Integrando i diversi pezzi di conoscenza di cui sopra, e poiché le fasi più note dell’Universo sono epoche di de Sitter (o quasi di Sitter), la conseguenza dei risultati sembra dimostrare  che non vi sia singolarità all’origine dell’Universo.  La cosiddetta singolarità matematica t = 0 di Friedman-Robertson Walker non è fisica: è il risultato dell’estrapolazione senza meccanica quantistica della teoria della relatività generale puramente classica (non quantistica), fuori dal suo dominio di validità fisica. La scala di Planck non è semplicemente un utile sistema di unità ma una scala fisicamente significativa: la gravità quantistica. La scala di Planck impedisce l’estrapolazione a zero tempo o lunghezza. Questo è esattamente ciò che ci si aspetta dalla meccanica quantistica in gravità: la scorrevolezza delle singolarità gravitazionali classiche. L’inflazione (classica o quantistica) nel passato (10^6 tp o 10^−6 tp è principalmente un’era di curvatura costante de Sitter – o quasi de Sitter) senza alcuna singolarità di curvatura. Ultimo , ma non meno importante, l’estremo passato remoto (a 10^−61 tp ) è uno stato super-Planckiano de Sitter con curvatura costante super-Planckiana ad alto limite e quindi senza singolarità. Naturalmente, questo studio non è dedicato alla questione della singolarità ma questo argomento e l’intero quadro che emerge da questo documento indicano la tendenza e la comprensione del problema.

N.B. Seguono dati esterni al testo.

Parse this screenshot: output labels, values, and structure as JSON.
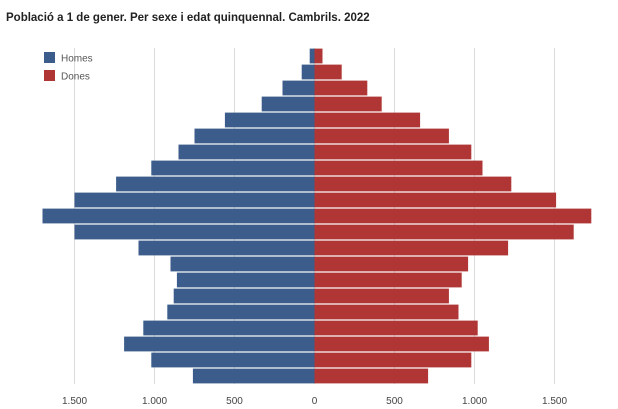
{
  "chart_data": {
    "type": "bar",
    "orientation": "horizontal-population-pyramid",
    "title": "Població a 1 de gener. Per sexe i edat quinquennal. Cambrils. 2022",
    "xlim": [
      -1500,
      1750
    ],
    "x_ticks": [
      {
        "value": -1500,
        "label": "1.500"
      },
      {
        "value": -1000,
        "label": "1.000"
      },
      {
        "value": -500,
        "label": "500"
      },
      {
        "value": 0,
        "label": "0"
      },
      {
        "value": 500,
        "label": "500"
      },
      {
        "value": 1000,
        "label": "1.000"
      },
      {
        "value": 1500,
        "label": "1.500"
      }
    ],
    "grid": true,
    "legend_position": "top-left",
    "age_groups_count": 21,
    "series": [
      {
        "name": "Homes",
        "color": "#3c5d8c",
        "values": [
          760,
          1020,
          1190,
          1070,
          920,
          880,
          860,
          900,
          1100,
          1500,
          1700,
          1500,
          1240,
          1020,
          850,
          750,
          560,
          330,
          200,
          80,
          30
        ]
      },
      {
        "name": "Dones",
        "color": "#b03535",
        "values": [
          710,
          980,
          1090,
          1020,
          900,
          840,
          920,
          960,
          1210,
          1620,
          1730,
          1510,
          1230,
          1050,
          980,
          840,
          660,
          420,
          330,
          170,
          50
        ]
      }
    ]
  }
}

La proprietà principale usata nella teoria è la dualità classico-quantistica, che è una pietra miliare fondamentale della teoria quantistica. Ulteriori accoppiamenti, interazioni e campi di sfondo possono essere aggiunti.I risultati concettuali qui non cambieranno aggiungendo ulteriori accoppiamenti o interazioni, o ulteriori campi di sfondo a quello già esistente. Naturalmente, questo è solo un primo input nella costruzione di una teoria fisica completa e comprensione in accordo con le osservazioni.

L’esistenza e lo stato attuale dell’Universo sono spiegati fisicamente a causa della dualità classico-quantistica come proprietà di base e universale della Natura: il nostro Universo classico conosciuto esiste proprio perché esisteva una fase precedente o un precursore: tale fase precedente è esattamente la duplice fase quantistica della fase classica nota esistente, il tempo di Planck è precisamente il tempo di attraversamento tra le due fasi. Il tempo di Planck è il passaggio dell’universo dalla gravità classica / semiclassica dalla “fine” (“ritardo” o entropia) della duplice fase quantistica precedente.